H.D. Cesedin suya ne zaman bırakıldığının saptanması ancak belirli çürüme bulgularının saptanması sonucunda gerçekleşebilir. Maserasyon dediğimiz, ellerde ve ayaklarda suda uzun süre kalmaya bağlı olarak önemli değişiklikler olur, bunlar suda uzun süre kalmanın önemli kanıtlarıdır. (Bu sorunun daha net bir yanıtını ancak tam otopsi sonuçları geldiğinde alabileceğimiz sonucuna varıyorum buradan.)
Soruşturma, başından itibaren büyük bir suskunluk döngüsü, yer yer de çelişkili ifadeler ve beklenmedik bir kronolojiyle ilerledi. Bu da ister istemez çeşitli varsayımlar doğurdu zihinlerde… Cesedin bulunmasıyla cinayet arasında böyle bir sürenin geçmiş olması ya da suda kalması sonucu çürüme, varsa cinsel istismar/saldırı izlerinin yok olmasına sebep olabilir mi örneğin?
H.D. Tabii ki, çürüme, önemli bazı bulguların yok olmasına sebep olur. Özellikle bir cinsel saldırı varsa o cinsel saldırıya ait sperm ve buradan yapılacak DNA analizini engelleyecek bir durum gelişebilir. O nedenle tabii ki sürecin uzaması sıkıntı yaratıyor.
19 gün gibi uzun bir sürenin geçmiş olması cinsel istismar açısından bazı bulguların kaybolmasına yol açabilir. Ancak ben yine de umutluyum. Özellikle tırnak altlarında saldırgana ait biyolojik materyaller saptanabilir. Buradan DNA analiziyle fail (ya da failler…) saptanabilir. Sperm içinse (ceset) çuval içinde kaldığı için olası şüpheli her yerden, her bölgeden lezyon alınacaktır 91 numune örneğinin alındığı, ön raporda özellikle açıklanıyor. O nedenle bir cinsel saldırı yönünde bulguların, varsa, saptanabilme olasılığı hala var.
Açıklanan ön otopsi raporuna dair sizin dikkatinizi çeken özel hususlar var mı? Mesela cinayet yönteminin boğma olabileceği konuşuluyor, bu yönde net bulgular var mı?

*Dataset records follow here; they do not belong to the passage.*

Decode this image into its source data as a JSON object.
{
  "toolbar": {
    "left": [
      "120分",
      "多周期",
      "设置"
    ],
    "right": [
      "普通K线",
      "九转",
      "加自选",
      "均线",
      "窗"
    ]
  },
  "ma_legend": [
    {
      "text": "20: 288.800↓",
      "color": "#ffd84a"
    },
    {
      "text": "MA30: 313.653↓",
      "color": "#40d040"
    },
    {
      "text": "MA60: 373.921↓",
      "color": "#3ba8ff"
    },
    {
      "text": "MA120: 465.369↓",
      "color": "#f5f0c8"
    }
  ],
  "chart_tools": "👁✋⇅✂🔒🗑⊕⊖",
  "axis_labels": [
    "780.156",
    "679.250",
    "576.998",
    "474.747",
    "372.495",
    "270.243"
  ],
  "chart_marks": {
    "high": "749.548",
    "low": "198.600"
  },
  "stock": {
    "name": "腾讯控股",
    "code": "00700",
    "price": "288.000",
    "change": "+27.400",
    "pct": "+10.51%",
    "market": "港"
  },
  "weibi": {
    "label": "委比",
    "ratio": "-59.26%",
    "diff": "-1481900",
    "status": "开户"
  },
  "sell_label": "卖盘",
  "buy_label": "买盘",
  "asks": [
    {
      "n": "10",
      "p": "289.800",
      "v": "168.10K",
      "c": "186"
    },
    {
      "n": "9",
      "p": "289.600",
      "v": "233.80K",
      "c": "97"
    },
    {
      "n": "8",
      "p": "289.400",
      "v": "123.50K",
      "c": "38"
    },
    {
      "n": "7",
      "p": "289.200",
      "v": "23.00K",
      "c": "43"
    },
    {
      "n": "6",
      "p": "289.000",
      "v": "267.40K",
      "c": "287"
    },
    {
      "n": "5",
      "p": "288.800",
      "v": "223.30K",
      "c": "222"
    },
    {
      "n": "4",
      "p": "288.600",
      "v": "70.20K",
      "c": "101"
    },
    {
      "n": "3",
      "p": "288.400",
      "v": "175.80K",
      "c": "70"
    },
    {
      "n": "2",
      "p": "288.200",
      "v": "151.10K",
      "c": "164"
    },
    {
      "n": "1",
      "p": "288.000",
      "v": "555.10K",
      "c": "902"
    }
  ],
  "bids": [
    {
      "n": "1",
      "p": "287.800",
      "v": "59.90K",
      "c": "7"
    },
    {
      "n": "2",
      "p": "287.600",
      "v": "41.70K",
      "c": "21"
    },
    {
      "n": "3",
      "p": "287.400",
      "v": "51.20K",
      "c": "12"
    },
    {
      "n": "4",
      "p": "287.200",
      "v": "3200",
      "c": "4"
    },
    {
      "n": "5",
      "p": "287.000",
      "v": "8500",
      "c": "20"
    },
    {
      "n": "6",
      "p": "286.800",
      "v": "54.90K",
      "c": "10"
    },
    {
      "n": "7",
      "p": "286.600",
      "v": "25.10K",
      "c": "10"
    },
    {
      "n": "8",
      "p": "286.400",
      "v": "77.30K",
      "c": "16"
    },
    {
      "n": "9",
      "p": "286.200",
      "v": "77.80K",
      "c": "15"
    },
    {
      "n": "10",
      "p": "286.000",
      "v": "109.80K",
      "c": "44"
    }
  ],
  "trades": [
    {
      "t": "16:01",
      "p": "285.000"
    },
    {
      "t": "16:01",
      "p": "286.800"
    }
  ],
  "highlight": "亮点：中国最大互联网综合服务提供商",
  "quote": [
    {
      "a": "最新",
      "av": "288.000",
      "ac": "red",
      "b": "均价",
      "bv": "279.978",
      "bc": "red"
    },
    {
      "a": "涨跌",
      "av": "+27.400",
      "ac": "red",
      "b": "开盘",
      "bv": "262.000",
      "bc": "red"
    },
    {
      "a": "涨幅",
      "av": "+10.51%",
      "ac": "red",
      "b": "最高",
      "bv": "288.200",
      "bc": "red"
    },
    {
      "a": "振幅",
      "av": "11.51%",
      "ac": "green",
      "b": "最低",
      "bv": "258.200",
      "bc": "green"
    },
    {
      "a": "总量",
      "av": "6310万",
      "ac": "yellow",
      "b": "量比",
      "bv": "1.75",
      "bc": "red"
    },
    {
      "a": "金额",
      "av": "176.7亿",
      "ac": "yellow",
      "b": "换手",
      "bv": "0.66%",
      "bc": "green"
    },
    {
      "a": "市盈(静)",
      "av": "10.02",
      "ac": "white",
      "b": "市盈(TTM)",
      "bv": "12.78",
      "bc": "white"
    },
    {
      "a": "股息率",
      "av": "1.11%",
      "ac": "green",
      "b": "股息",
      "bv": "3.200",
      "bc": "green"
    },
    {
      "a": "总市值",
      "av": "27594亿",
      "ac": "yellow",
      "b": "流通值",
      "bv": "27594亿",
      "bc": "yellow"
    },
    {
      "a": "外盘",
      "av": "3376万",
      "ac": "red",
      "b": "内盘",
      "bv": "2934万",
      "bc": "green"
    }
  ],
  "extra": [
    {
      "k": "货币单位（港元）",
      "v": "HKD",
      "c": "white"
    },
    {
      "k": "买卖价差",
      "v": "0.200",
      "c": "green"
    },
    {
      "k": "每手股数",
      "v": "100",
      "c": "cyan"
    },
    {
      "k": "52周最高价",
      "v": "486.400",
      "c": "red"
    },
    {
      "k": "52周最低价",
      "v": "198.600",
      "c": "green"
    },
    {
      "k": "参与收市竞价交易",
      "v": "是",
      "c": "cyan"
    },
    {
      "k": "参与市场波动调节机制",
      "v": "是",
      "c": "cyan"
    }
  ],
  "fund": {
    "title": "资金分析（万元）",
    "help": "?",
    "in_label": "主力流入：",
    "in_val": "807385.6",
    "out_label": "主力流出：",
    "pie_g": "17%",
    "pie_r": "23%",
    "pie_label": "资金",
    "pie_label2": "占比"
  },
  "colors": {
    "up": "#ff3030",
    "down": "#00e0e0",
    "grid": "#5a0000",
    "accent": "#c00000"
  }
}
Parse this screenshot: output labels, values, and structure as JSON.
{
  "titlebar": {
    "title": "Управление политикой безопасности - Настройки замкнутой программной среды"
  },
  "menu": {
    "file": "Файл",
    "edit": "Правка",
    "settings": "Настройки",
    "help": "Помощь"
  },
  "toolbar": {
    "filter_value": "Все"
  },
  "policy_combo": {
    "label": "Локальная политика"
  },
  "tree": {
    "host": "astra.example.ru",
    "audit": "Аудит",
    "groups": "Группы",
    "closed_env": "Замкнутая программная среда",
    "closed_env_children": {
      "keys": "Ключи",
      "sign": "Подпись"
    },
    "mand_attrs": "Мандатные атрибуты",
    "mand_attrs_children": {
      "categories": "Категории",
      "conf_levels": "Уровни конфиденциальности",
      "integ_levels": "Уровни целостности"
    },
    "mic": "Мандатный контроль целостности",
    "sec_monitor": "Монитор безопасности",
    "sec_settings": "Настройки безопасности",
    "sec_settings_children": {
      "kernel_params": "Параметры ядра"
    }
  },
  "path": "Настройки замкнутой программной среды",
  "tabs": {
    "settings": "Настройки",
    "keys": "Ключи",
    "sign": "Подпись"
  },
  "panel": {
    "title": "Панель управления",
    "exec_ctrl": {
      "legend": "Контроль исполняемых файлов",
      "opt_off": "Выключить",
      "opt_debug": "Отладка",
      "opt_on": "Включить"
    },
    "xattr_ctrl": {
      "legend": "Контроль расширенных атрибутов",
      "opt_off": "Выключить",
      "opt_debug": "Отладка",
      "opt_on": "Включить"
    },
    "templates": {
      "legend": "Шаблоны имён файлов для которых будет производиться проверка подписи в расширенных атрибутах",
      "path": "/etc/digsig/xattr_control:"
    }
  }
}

H.D. Ön otopsi raporunu medyaya yansıdığı kadarıyla değerlendirebiliyoruz… Raporda özellikle bir dış bulgu olmaması yani bir kesici-delici alet yaralanması, ateşli silah yaralanması olmaması önemli. Öte yandan medyada sık sık gündeme gelen boğma, boğulma, bağla boğma, iple boğma, elle boğma gibi bulgular da aslında mevcut değil raporda.
Onun dışında da dizde bir kopukluktan bahsediyor rapor. Bu kopukluk çocuk ölmeden önce mi yoksa ölümden sonra (çürüme sürecinde) mi gerçekleşti, bunun da mutlaka ayrımının adli tıp tarafından yapılması gerekiyor.
Son olarak eklemek istediğiniz bir şey var mı?
H.D. Dediğim gibi, “köyün sırrı” olan şeyin artık deşifre zamanının geldiğini düşünüyorum ve bu olayın çok da fazla uzamadan aydınlatılacağını düşünüyorum, umut ediyorum…
Narin için adaletin yerini çok geç olmadan bulmasını, kız çocukları için “gelinlik ya da kefen”in kader sayılmadığı bir gelecek hayal ediyorum ben de… Bunun için usanmadan ve unutmadan sormaya devam etmemiz gerek. Narin’e ne oldu?